ContourPlot[totalnoise[x,y],{x,750,1050},{y,0,150 }]
Successive focusing  indicates the quietest point is located near (879,0).  The changes in volume have forced the optimal point to the edge of the triangle, as far as possible from the loudest band.  Additionally, the optimal point has moved sightly closer to the quietest band than it was in the two band problem.
It would be nice to quantify the answer by using the partial derivative method used in problem 3.  However, this method fails because Mathematica  gravitates toward answers that lie outside the triangle.    Indeed, if permitted we would find the quietest place to sit is at distance infinity from the bands!!!  
However, we are doing a constrained optimization problem.  The point must lie inside the triangle or on the boundary.  In terms of our coordinate system, this means both x and y must be non-negative.
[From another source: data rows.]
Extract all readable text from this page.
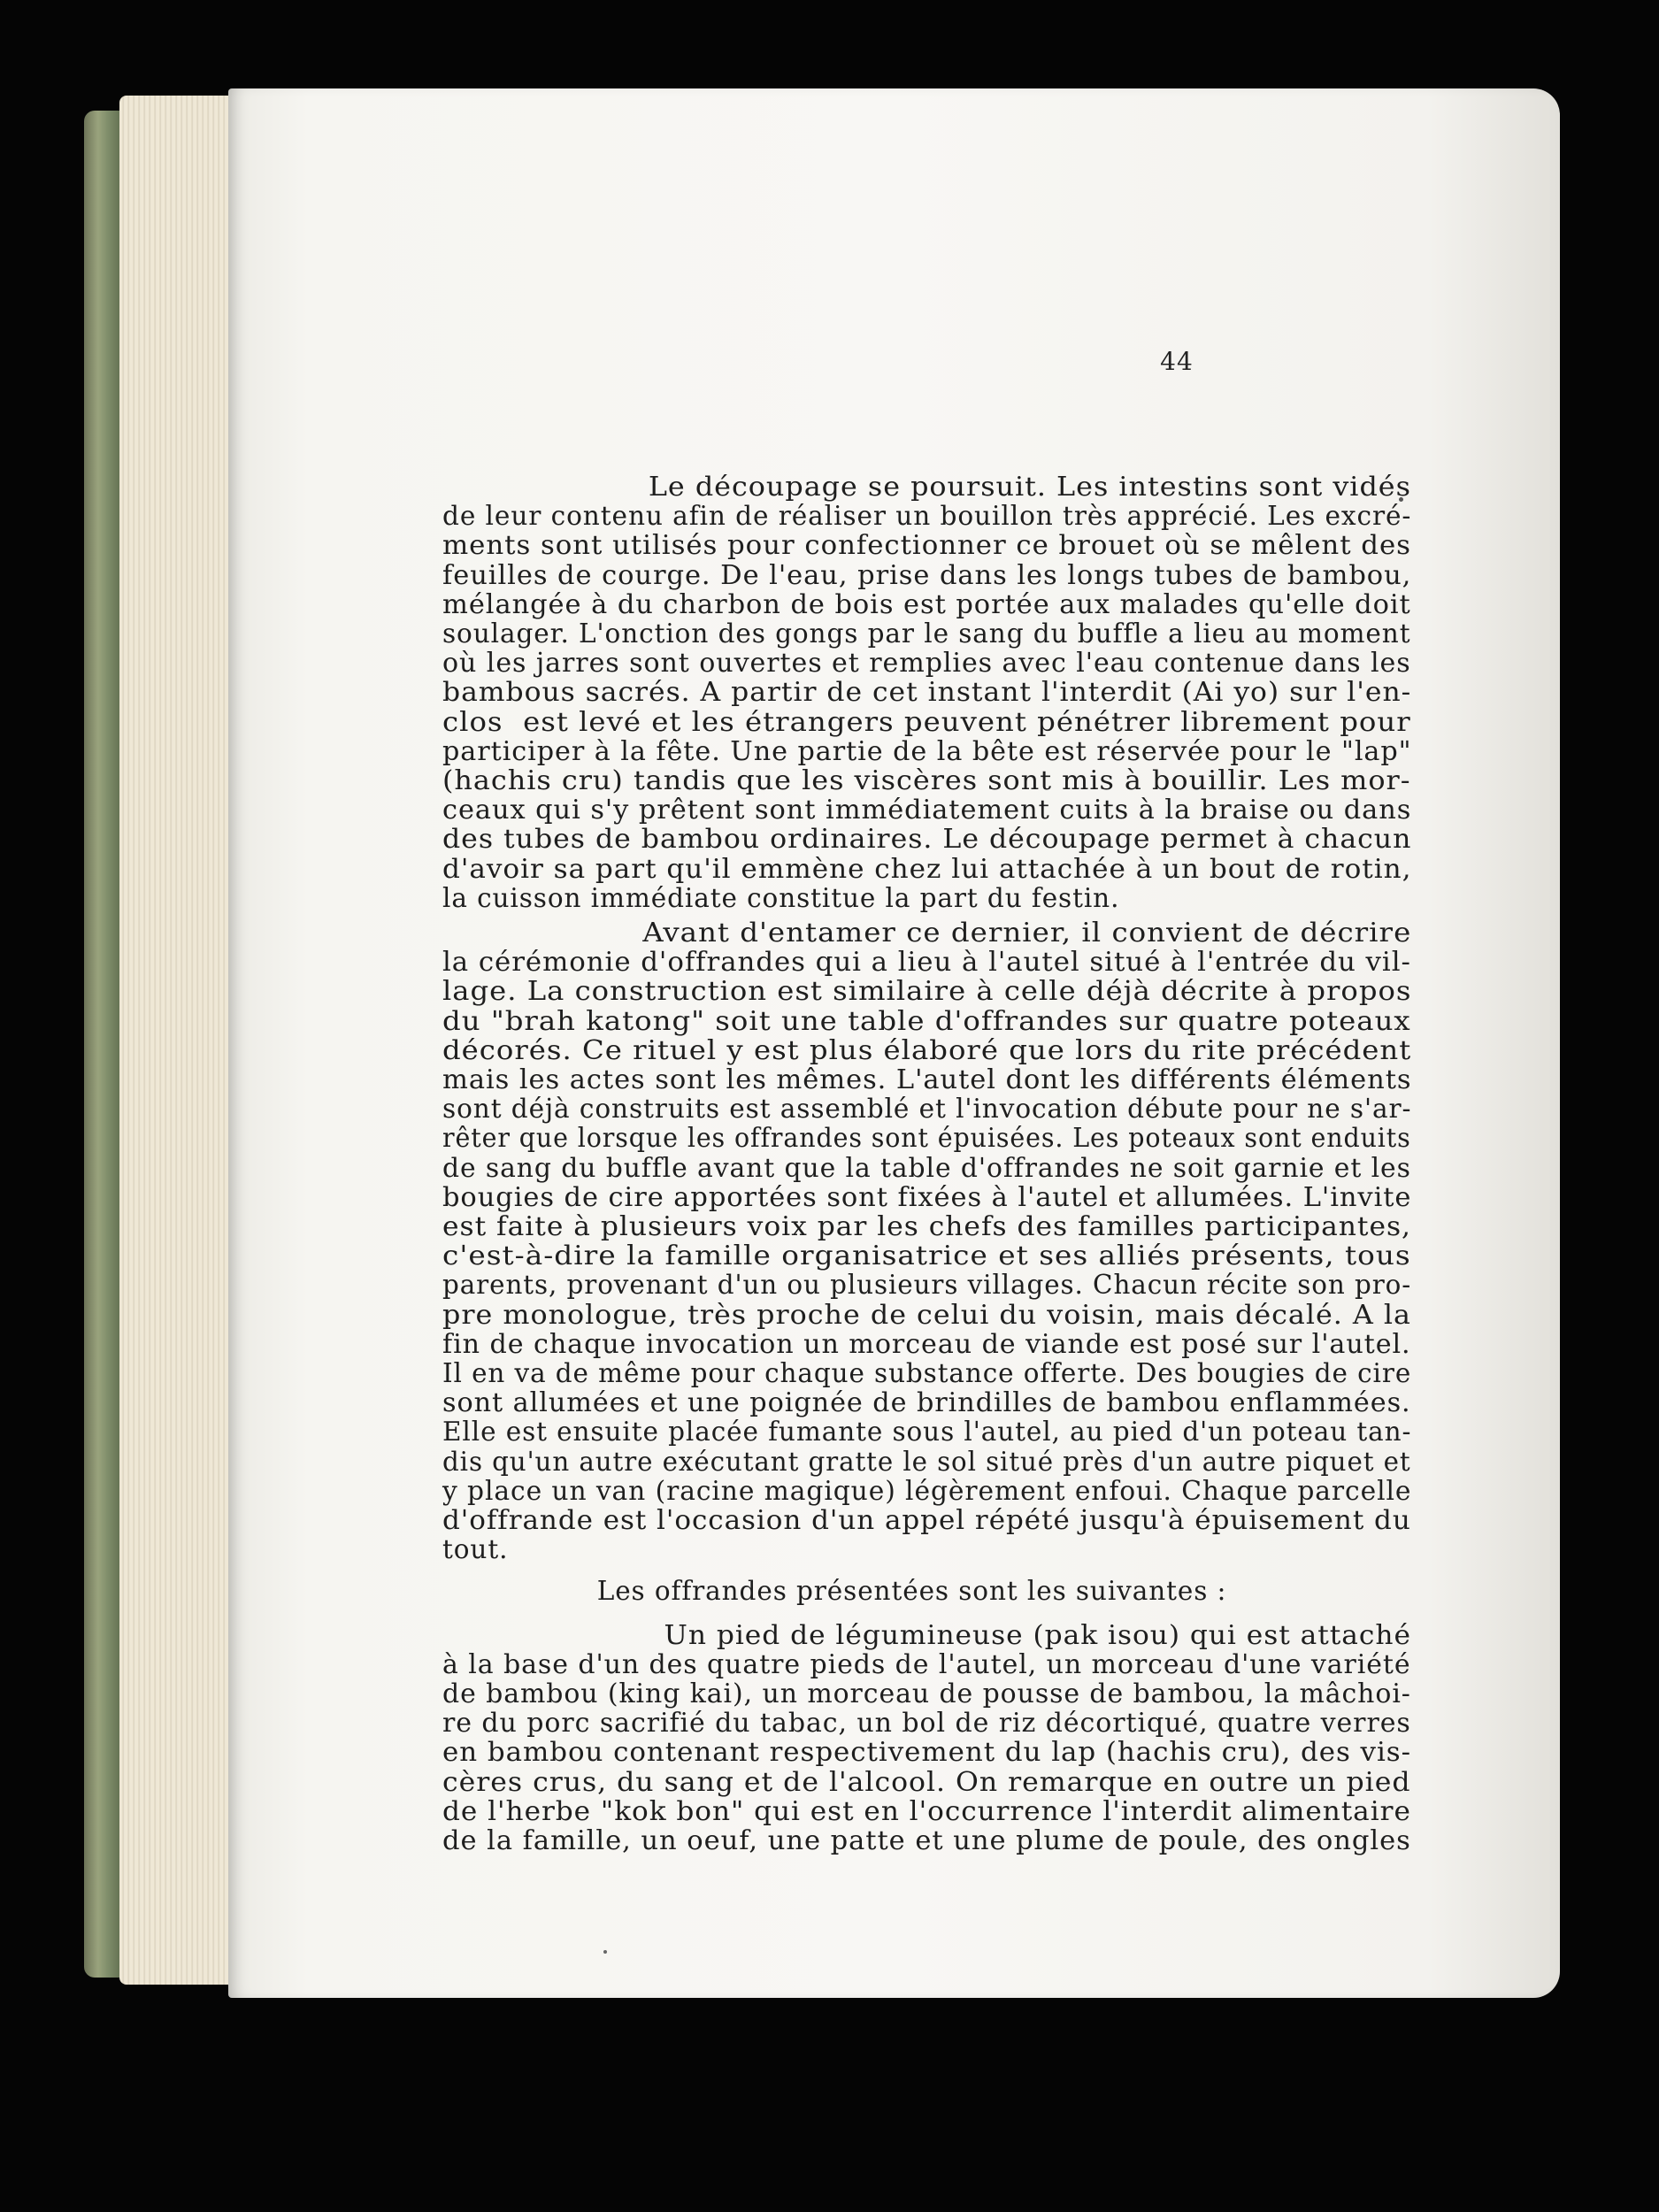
44
Le découpage se poursuit. Les intestins sont vidés
de leur contenu afin de réaliser un bouillon très apprécié. Les excré-
ments sont utilisés pour confectionner ce brouet où se mêlent des
feuilles de courge. De l'eau, prise dans les longs tubes de bambou,
mélangée à du charbon de bois est portée aux malades qu'elle doit
soulager. L'onction des gongs par le sang du buffle a lieu au moment
où les jarres sont ouvertes et remplies avec l'eau contenue dans les
bambous sacrés. A partir de cet instant l'interdit (Ai yo) sur l'en-
clos  est levé et les étrangers peuvent pénétrer librement pour
participer à la fête. Une partie de la bête est réservée pour le "lap"
(hachis cru) tandis que les viscères sont mis à bouillir. Les mor-
ceaux qui s'y prêtent sont immédiatement cuits à la braise ou dans
des tubes de bambou ordinaires. Le découpage permet à chacun
d'avoir sa part qu'il emmène chez lui attachée à un bout de rotin,
la cuisson immédiate constitue la part du festin.
Avant d'entamer ce dernier, il convient de décrire
la cérémonie d'offrandes qui a lieu à l'autel situé à l'entrée du vil-
lage. La construction est similaire à celle déjà décrite à propos
du "brah katong" soit une table d'offrandes sur quatre poteaux
décorés. Ce rituel y est plus élaboré que lors du rite précédent
mais les actes sont les mêmes. L'autel dont les différents éléments
sont déjà construits est assemblé et l'invocation débute pour ne s'ar-
rêter que lorsque les offrandes sont épuisées. Les poteaux sont enduits
de sang du buffle avant que la table d'offrandes ne soit garnie et les
bougies de cire apportées sont fixées à l'autel et allumées. L'invite
est faite à plusieurs voix par les chefs des familles participantes,
c'est-à-dire la famille organisatrice et ses alliés présents, tous
parents, provenant d'un ou plusieurs villages. Chacun récite son pro-
pre monologue, très proche de celui du voisin, mais décalé. A la
fin de chaque invocation un morceau de viande est posé sur l'autel.
Il en va de même pour chaque substance offerte. Des bougies de cire
sont allumées et une poignée de brindilles de bambou enflammées.
Elle est ensuite placée fumante sous l'autel, au pied d'un poteau tan-
dis qu'un autre exécutant gratte le sol situé près d'un autre piquet et
y place un van (racine magique) légèrement enfoui. Chaque parcelle
d'offrande est l'occasion d'un appel répété jusqu'à épuisement du
tout.
Les offrandes présentées sont les suivantes :
Un pied de légumineuse (pak isou) qui est attaché
à la base d'un des quatre pieds de l'autel, un morceau d'une variété
de bambou (king kai), un morceau de pousse de bambou, la mâchoi-
re du porc sacrifié du tabac, un bol de riz décortiqué, quatre verres
en bambou contenant respectivement du lap (hachis cru), des vis-
cères crus, du sang et de l'alcool. On remarque en outre un pied
de l'herbe "kok bon" qui est en l'occurrence l'interdit alimentaire
de la famille, un oeuf, une patte et une plume de poule, des ongles
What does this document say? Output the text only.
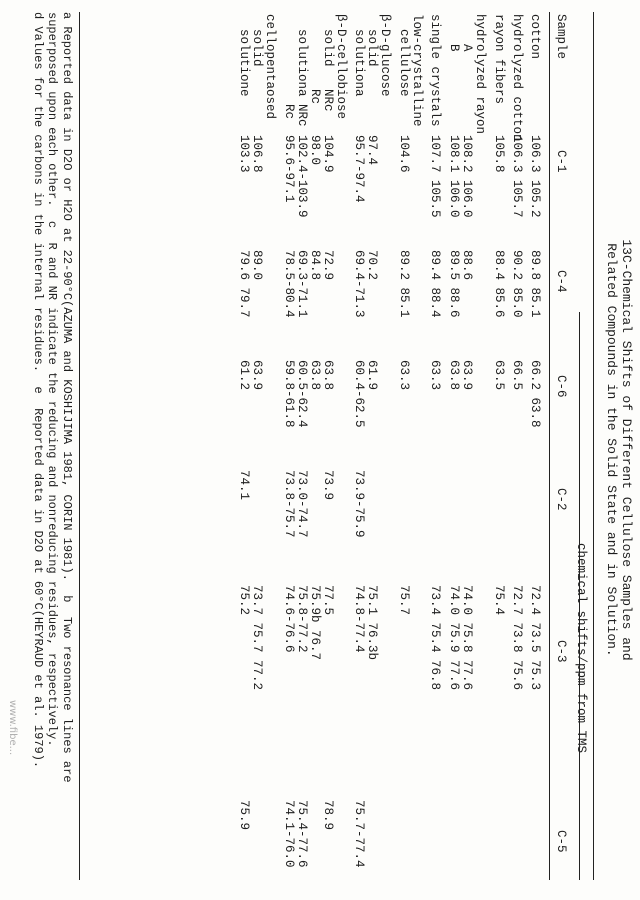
13C-Chemical Shifts of Different Cellulose Samples and
Related Compounds in the Solid State and in Solution.
chemical shifts/ppm from TMS
Sample
C-1
C-4
C-6
C-2
C-3
C-5
cotton
106.3 105.2
89.8 85.1
66.2 63.8
72.4 73.5 75.3
hydrolyzed cotton
106.3 105.7
90.2 85.0
66.5
72.7 73.8 75.6
rayon fibers
105.8
88.4 85.6
63.5
75.4
hydrolyzed rayon
A
108.2 106.0
88.6
63.9
74.0 75.8 77.6
B
108.1 106.0
89.5 88.6
63.8
74.0 75.9 77.6
single crystals
107.7 105.5
89.4 88.4
63.3
73.4 75.4 76.8
low-crystalline
cellulose
104.6
89.2 85.1
63.3
75.7
β-D-glucose
solid
97.4
70.2
61.9
75.1 76.3b
solutiona
95.7-97.4
69.4-71.3
60.4-62.5
73.9-75.9
74.8-77.4
75.7-77.4
β-D-cellobiose
solid   NRc
104.9
72.9
63.8
73.9
77.5
78.9
Rc
98.0
84.8
63.8
75.9b 76.7
solutiona NRc
102.4-103.9
69.3-71.1
60.5-62.4
73.0-74.7
75.8-77.2
75.4-77.6
Rc
95.6-97.1
78.5-80.4
59.8-61.8
73.8-75.7
74.6-76.6
74.1-76.0
cellopentaosed
solid
106.8
89.0
63.9
73.7 75.7 77.2
solutione
103.3
79.6 79.7
61.2
74.1
75.2
75.9
a Reported data in D2O or H2O at 22-90°C(AZUMA and KOSHIJIMA 1981, CORIN 1981).  b  Two resonance lines are
superposed upon each other.  c  R and NR indicate the reducing and nonreducing residues, respectively.
d Values for the carbons in the internal residues.  e  Reported data in D2O at 60°C(HEYRAUD et al. 1979).
www.fibe...
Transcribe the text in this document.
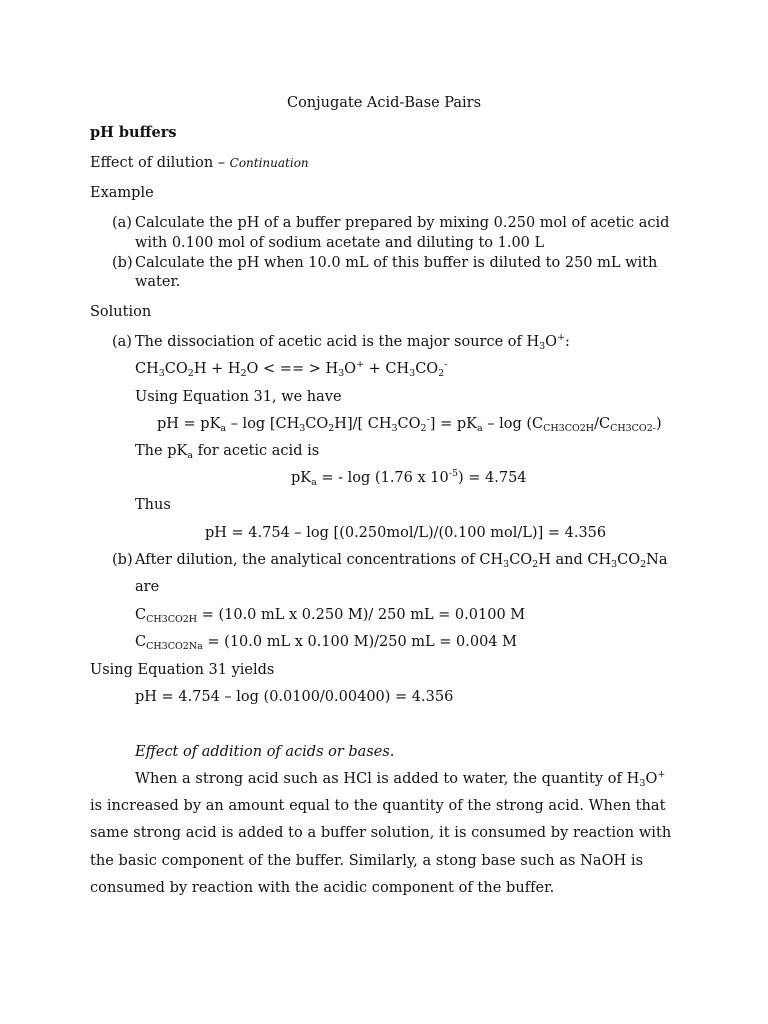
Conjugate Acid-Base Pairs
pH buffers
Effect of dilution – Continuation
Example
(a) Calculate the pH of a buffer prepared by mixing 0.250 mol of acetic acid
with 0.100 mol of sodium acetate and diluting to 1.00 L
(b) Calculate the pH when 10.0 mL of this buffer is diluted to 250 mL with
water.
Solution
(a) The dissociation of acetic acid is the major source of $H_3O^+$:
$CH_3CO_2H + H_2O$ < == > $H_3O^+ + CH_3CO_2^-$
Using Equation 31, we have
pH = $pK_a$ – $\log [CH_3CO_2H]/$[ $CH_3CO_2^-] = pK_a - \log (C_{CH3CO2H}/C_{CH3CO2-})$
The $pK_a$ for acetic acid is
$pK_a$ = - log (1.76 x $10^{-5}) = 4.754$
Thus
pH = 4.754 – log [(0.250mol/L)/(0.100 mol/L)] = 4.356
(b) After dilution, the analytical concentrations of $CH_3CO_2H$ and $CH_3CO_2Na$
are
$C_{CH3CO2H} = (10.0$ mL x 0.250 M)/ 250 mL = 0.0100 M
$C_{CH3CO2Na} = (10.0$ mL x 0.100 M)/250 mL = 0.004 M
Using Equation 31 yields
pH = 4.754 – log (0.0100/0.00400) = 4.356
Effect of addition of acids or bases.
When a strong acid such as HCl is added to water, the quantity of $H_3O^+$
is increased by an amount equal to the quantity of the strong acid. When that
same strong acid is added to a buffer solution, it is consumed by reaction with
the basic component of the buffer. Similarly, a stong base such as NaOH is
consumed by reaction with the acidic component of the buffer.
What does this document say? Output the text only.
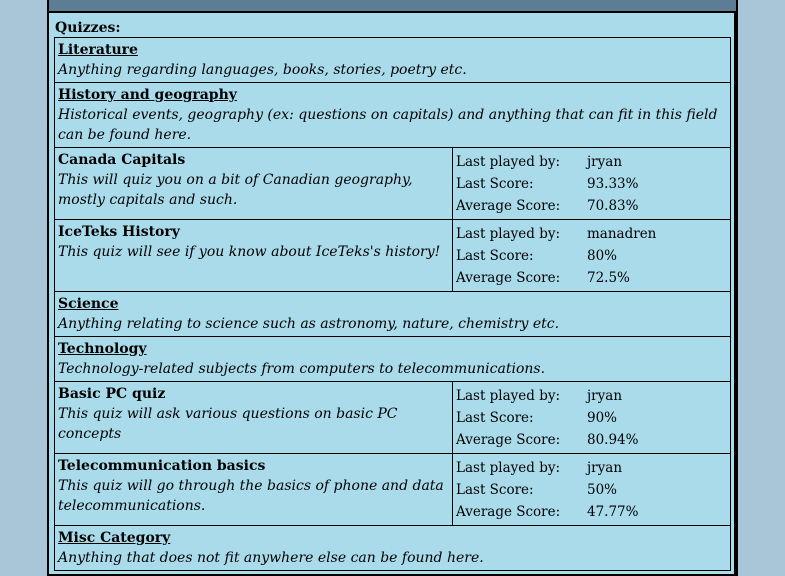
Quizzes:
Literature
Anything regarding languages, books, stories, poetry etc.
History and geography
Historical events, geography (ex: questions on capitals) and anything that can fit in this field can be found here.
Canada Capitals
This will quiz you on a bit of Canadian geography, mostly capitals and such.
Last played by:	jryan
Last Score:	93.33%
Average Score:	70.83%
IceTeks History
This quiz will see if you know about IceTeks's history!
Last played by:	manadren
Last Score:	80%
Average Score:	72.5%
Science
Anything relating to science such as astronomy, nature, chemistry etc.
Technology
Technology-related subjects from computers to telecommunications.
Basic PC quiz
This quiz will ask various questions on basic PC concepts
Last played by:	jryan
Last Score:	90%
Average Score:	80.94%
Telecommunication basics
This quiz will go through the basics of phone and data telecommunications.
Last played by:	jryan
Last Score:	50%
Average Score:	47.77%
Misc Category
Anything that does not fit anywhere else can be found here.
The answer appears to be on the x-axis, so we can solve the problem in one dimension by setting y = 0.
dx[x_,y_] = D[totalnoise[x,y],x]/.{y->0};
sol=FindRoot[{dx[x,y] == 0}, {x,1000}]
{x -> 878.921}
The quietest point is located at approximately (879, 0).  It is interesting to see that this is close to, but not the same as the answer from problem 2.  The loudest band has forced the quietest spot all the way down to the x-axis, but has also forced it a little closed to the quietest band.
ISSUES IN SOLUTION
In problems 3 and 4, two extreme cases have been examined.  Problem 3 put the quietest point in the exact center of the triangle.  Problem 4 put the quietest point (within our feasible region of constraint) on the edge of the triangle.   If two bands have the same volume, expect the  optimal point to lie on the perpendicular bisector of the segment connecting them.